Jahrzehnte lang haben Kornels Hände so über ihre Wangen gestrichen, wie aus Versehen. Hingenommen all die Jahre, irgendeinmal nicht mehr Zärtlichkeit erwartet und es hingenommen, denkt Carlatina jetzt.
Die Aura «Rühr mich nicht an» um Kornel lässt sie zwei Schritte zurücktreten. Rühr mich nicht an, sonst springe ich auf, die weissen prall gefüllten Früchte der Nolimetangere-Pflanze, denkt Carlatina. Wenn er nur früher mal aufgesprungen wäre, der Kornel! Sie hätten es leichter gehabt zusammen. Und wenn sie mehr Berührung, mehr Zartes gegeben hätte!
Ein Gedanke, den sie mit sich trägt, schon lange.
Sonnenblumen würden hingehören, einen grossen Strauss. Kornel hat sie so geliebt, die dunklen Gesichtchen mit dem Sonnenkranz rundherum. Carlatina würde die Blumen so hinstellen, dass sie sich dem Licht und Kornels Gesicht zuwenden würden. Beidem eben. Ihm eine Blume in die gefalteten Hände legen, die Hände dafür unsanft öffnen. Ihnen sagen, was sie zu tragen hätten. Kein Darüberstreicheln, ein Zupacken würde das sein.

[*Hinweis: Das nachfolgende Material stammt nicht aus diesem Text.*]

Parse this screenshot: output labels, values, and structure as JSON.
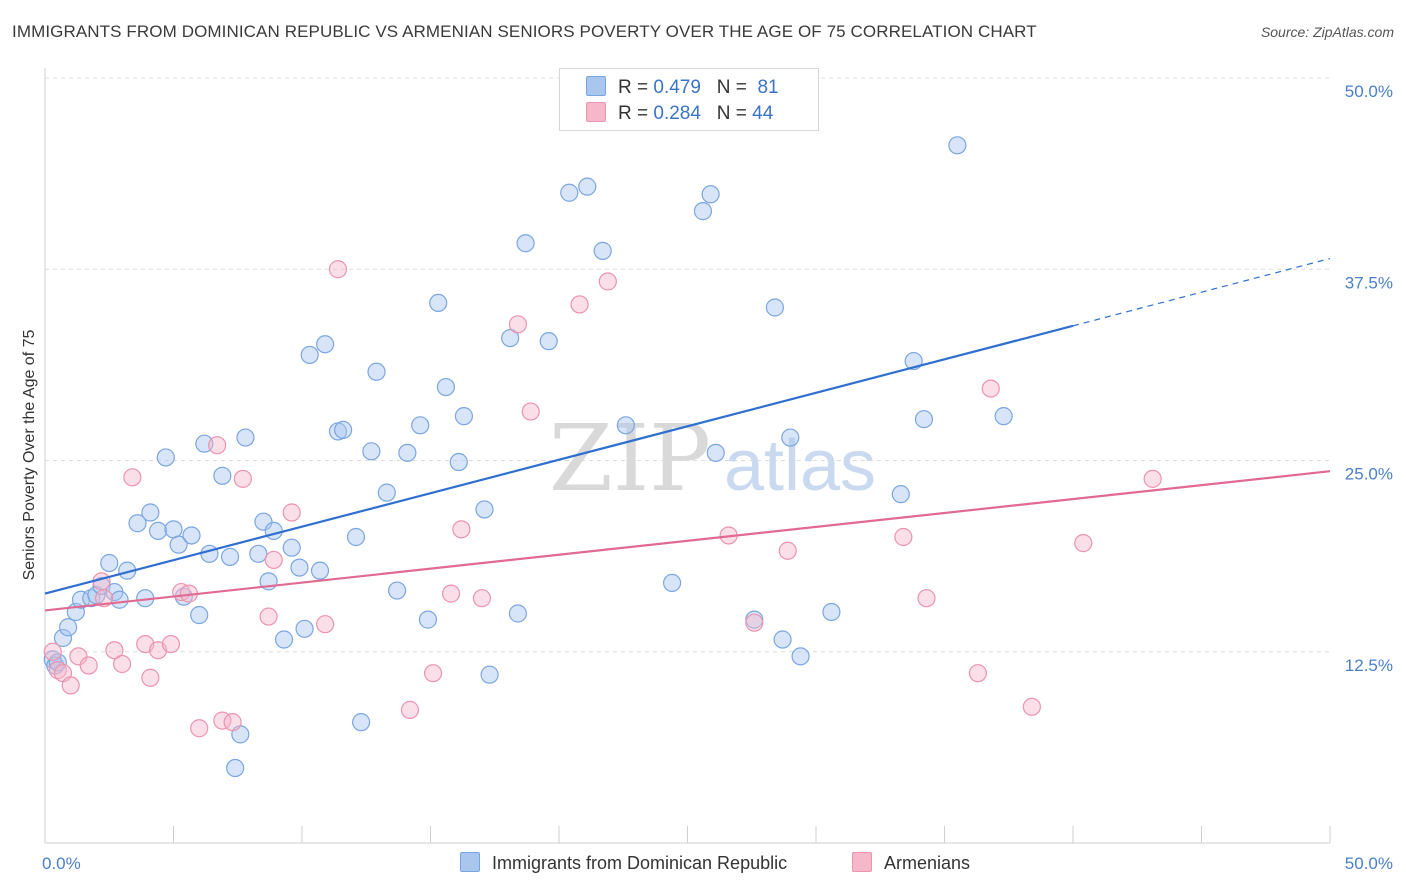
{
  "header": {
    "title": "IMMIGRANTS FROM DOMINICAN REPUBLIC VS ARMENIAN SENIORS POVERTY OVER THE AGE OF 75 CORRELATION CHART",
    "source": "Source: ZipAtlas.com"
  },
  "watermark": {
    "zip": "ZIP",
    "atlas": "atlas"
  },
  "legend": {
    "r_label": "R =",
    "n_label": "N =",
    "items": [
      {
        "r": "0.479",
        "n": "81",
        "color": "#a9c6ef"
      },
      {
        "r": "0.284",
        "n": "44",
        "color": "#f5b8cb"
      }
    ]
  },
  "chart_data": {
    "type": "scatter",
    "ylabel": "Seniors Poverty Over the Age of 75",
    "xlim": [
      0,
      50
    ],
    "ylim": [
      0,
      50
    ],
    "x_tick_labels": [
      "0.0%",
      "50.0%"
    ],
    "y_ticks": [
      12.5,
      25.0,
      37.5,
      50.0
    ],
    "y_tick_labels": [
      "12.5%",
      "25.0%",
      "37.5%",
      "50.0%"
    ],
    "grid": true,
    "legend_position": "top-center",
    "series": [
      {
        "name": "Immigrants from Dominican Republic",
        "color": "#a9c6ef",
        "stroke": "#7aa6e0",
        "trend": {
          "x0": 0,
          "y0": 16.3,
          "x1": 40,
          "y1": 33.8,
          "dashed_to_x": 50,
          "dashed_to_y": 38.2,
          "color": "#2f6fd0"
        },
        "points": [
          [
            0.3,
            12.0
          ],
          [
            0.4,
            11.6
          ],
          [
            0.5,
            11.8
          ],
          [
            0.7,
            13.4
          ],
          [
            0.9,
            14.1
          ],
          [
            1.2,
            15.1
          ],
          [
            1.4,
            15.9
          ],
          [
            1.8,
            16.0
          ],
          [
            2.0,
            16.2
          ],
          [
            2.2,
            16.8
          ],
          [
            2.5,
            18.3
          ],
          [
            2.7,
            16.4
          ],
          [
            2.9,
            15.9
          ],
          [
            3.2,
            17.8
          ],
          [
            3.6,
            20.9
          ],
          [
            3.9,
            16.0
          ],
          [
            4.1,
            21.6
          ],
          [
            4.4,
            20.4
          ],
          [
            4.7,
            25.2
          ],
          [
            5.0,
            20.5
          ],
          [
            5.2,
            19.5
          ],
          [
            5.4,
            16.1
          ],
          [
            5.7,
            20.1
          ],
          [
            6.0,
            14.9
          ],
          [
            6.2,
            26.1
          ],
          [
            6.4,
            18.9
          ],
          [
            6.9,
            24.0
          ],
          [
            7.2,
            18.7
          ],
          [
            7.4,
            4.9
          ],
          [
            7.6,
            7.1
          ],
          [
            7.8,
            26.5
          ],
          [
            8.3,
            18.9
          ],
          [
            8.5,
            21.0
          ],
          [
            8.7,
            17.1
          ],
          [
            8.9,
            20.4
          ],
          [
            9.3,
            13.3
          ],
          [
            9.6,
            19.3
          ],
          [
            9.9,
            18.0
          ],
          [
            10.1,
            14.0
          ],
          [
            10.3,
            31.9
          ],
          [
            10.7,
            17.8
          ],
          [
            10.9,
            32.6
          ],
          [
            11.4,
            26.9
          ],
          [
            11.6,
            27.0
          ],
          [
            12.1,
            20.0
          ],
          [
            12.3,
            7.9
          ],
          [
            12.7,
            25.6
          ],
          [
            12.9,
            30.8
          ],
          [
            13.3,
            22.9
          ],
          [
            13.7,
            16.5
          ],
          [
            14.1,
            25.5
          ],
          [
            14.6,
            27.3
          ],
          [
            14.9,
            14.6
          ],
          [
            15.3,
            35.3
          ],
          [
            15.6,
            29.8
          ],
          [
            16.1,
            24.9
          ],
          [
            16.3,
            27.9
          ],
          [
            17.1,
            21.8
          ],
          [
            17.3,
            11.0
          ],
          [
            18.1,
            33.0
          ],
          [
            18.4,
            15.0
          ],
          [
            18.7,
            39.2
          ],
          [
            19.6,
            32.8
          ],
          [
            20.4,
            42.5
          ],
          [
            21.1,
            42.9
          ],
          [
            21.7,
            38.7
          ],
          [
            22.6,
            27.3
          ],
          [
            24.4,
            17.0
          ],
          [
            25.6,
            41.3
          ],
          [
            25.9,
            42.4
          ],
          [
            26.1,
            25.5
          ],
          [
            27.6,
            14.6
          ],
          [
            28.4,
            35.0
          ],
          [
            28.7,
            13.3
          ],
          [
            29.0,
            26.5
          ],
          [
            29.4,
            12.2
          ],
          [
            30.6,
            15.1
          ],
          [
            33.3,
            22.8
          ],
          [
            33.8,
            31.5
          ],
          [
            34.2,
            27.7
          ],
          [
            35.5,
            45.6
          ],
          [
            37.3,
            27.9
          ]
        ]
      },
      {
        "name": "Armenians",
        "color": "#f5b8cb",
        "stroke": "#ec93ae",
        "trend": {
          "x0": 0,
          "y0": 15.2,
          "x1": 50,
          "y1": 24.3,
          "color": "#e06a92"
        },
        "points": [
          [
            0.3,
            12.5
          ],
          [
            0.5,
            11.3
          ],
          [
            0.7,
            11.1
          ],
          [
            1.0,
            10.3
          ],
          [
            1.3,
            12.2
          ],
          [
            1.7,
            11.6
          ],
          [
            2.2,
            17.1
          ],
          [
            2.3,
            16.0
          ],
          [
            2.7,
            12.6
          ],
          [
            3.0,
            11.7
          ],
          [
            3.4,
            23.9
          ],
          [
            3.9,
            13.0
          ],
          [
            4.1,
            10.8
          ],
          [
            4.4,
            12.6
          ],
          [
            4.9,
            13.0
          ],
          [
            5.3,
            16.4
          ],
          [
            5.6,
            16.3
          ],
          [
            6.0,
            7.5
          ],
          [
            6.7,
            26.0
          ],
          [
            6.9,
            8.0
          ],
          [
            7.3,
            7.9
          ],
          [
            7.7,
            23.8
          ],
          [
            8.7,
            14.8
          ],
          [
            8.9,
            18.5
          ],
          [
            9.6,
            21.6
          ],
          [
            10.9,
            14.3
          ],
          [
            11.4,
            37.5
          ],
          [
            14.2,
            8.7
          ],
          [
            15.1,
            11.1
          ],
          [
            15.8,
            16.3
          ],
          [
            16.2,
            20.5
          ],
          [
            17.0,
            16.0
          ],
          [
            18.4,
            33.9
          ],
          [
            18.9,
            28.2
          ],
          [
            20.8,
            35.2
          ],
          [
            21.9,
            36.7
          ],
          [
            26.6,
            20.1
          ],
          [
            27.6,
            14.4
          ],
          [
            28.9,
            19.1
          ],
          [
            33.4,
            20.0
          ],
          [
            34.3,
            16.0
          ],
          [
            36.3,
            11.1
          ],
          [
            36.8,
            29.7
          ],
          [
            38.4,
            8.9
          ],
          [
            40.4,
            19.6
          ],
          [
            43.1,
            23.8
          ]
        ]
      }
    ]
  }
}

Langsam geht Carlatina rückwärts von Kornel weg. Ende Mai gibt es keine Sonnenblumen, Punkt. Nach diesem langen Winter nur wenig die Flussschleusen öffnen, geht ihr durch den Kopf. Schmelz wasser, viel Schmelzwasser ist zu erwarten, dosiert öffnen, wenn es denn Zeit ist dafür. Den Winter zuerst verabschieden, bevor an Sonnenblumen zu denken ist, denkt sie und ist in der Mitte des Raumes angelangt.
Nicht weinen.
Die rosa, lindgrün und lila getönten Fensterscheiben tauchen den Raum in zartfarbene Kühle. Unnahbar das Licht von draussen, und auch der Duft von feuchtem Stein und Rosenwasser. Es kommt ihr vor, als würde sie unendlich langsam rückwärtsgehen. Morgen würde sie Kornel durch Glas sehen müssen, würde mit der Hand über die Trennscheibe wischen, sein Geschlecht unter dem weissen Leinen oder sein Gesicht verdecken können. Beide Hände zu Hilfe nehmen, ihn einmal von dieser Seite, einmal von der anderen abdecken. Seinen weissen Kopfverband verdecken mit der Hand am Glas, und Kornel würde aussehen, als ob er schlafen würde. Die Hände würden zu klein und die Glasscheibe zu nah dran sein, um ihn ganz zu verdecken. Ein bisschen Kornel würde immer hervorschauen, denkt sie beruhigt. Bruchstückhaft ist ihr Denken geworden, ganz oder wenig verdecken? Die Frage kreist in ihrem Kopf, als sei das jetzt noch wichtig für sie. Ein Schwall Rosenduft streift ihre Nase. Ihre Beine und Arme sind schwer geworden, ihr Gang träge. Nicht so, wenn sie im Wald geht, da scheint sie sich jeweils selbst davonzulaufen, mit federndem Schritt. Hier ist es anders, angepflockt sind ihre schweren Beine und Arme, ihre Gedanken, die beim Hinausgehen nicht mithelfen wollen. Sie hört ihre Gummisohlen auf dem Boden, treten an Ort. Endlich bei der Türe, sieht sie zu Kornel hoch, sieht, dass er auf einfachem Leinen, Natur, gebettet ist, keine Rüschen und Spitzen für ihn, wie auch im Leben nicht, denkt Carlatina.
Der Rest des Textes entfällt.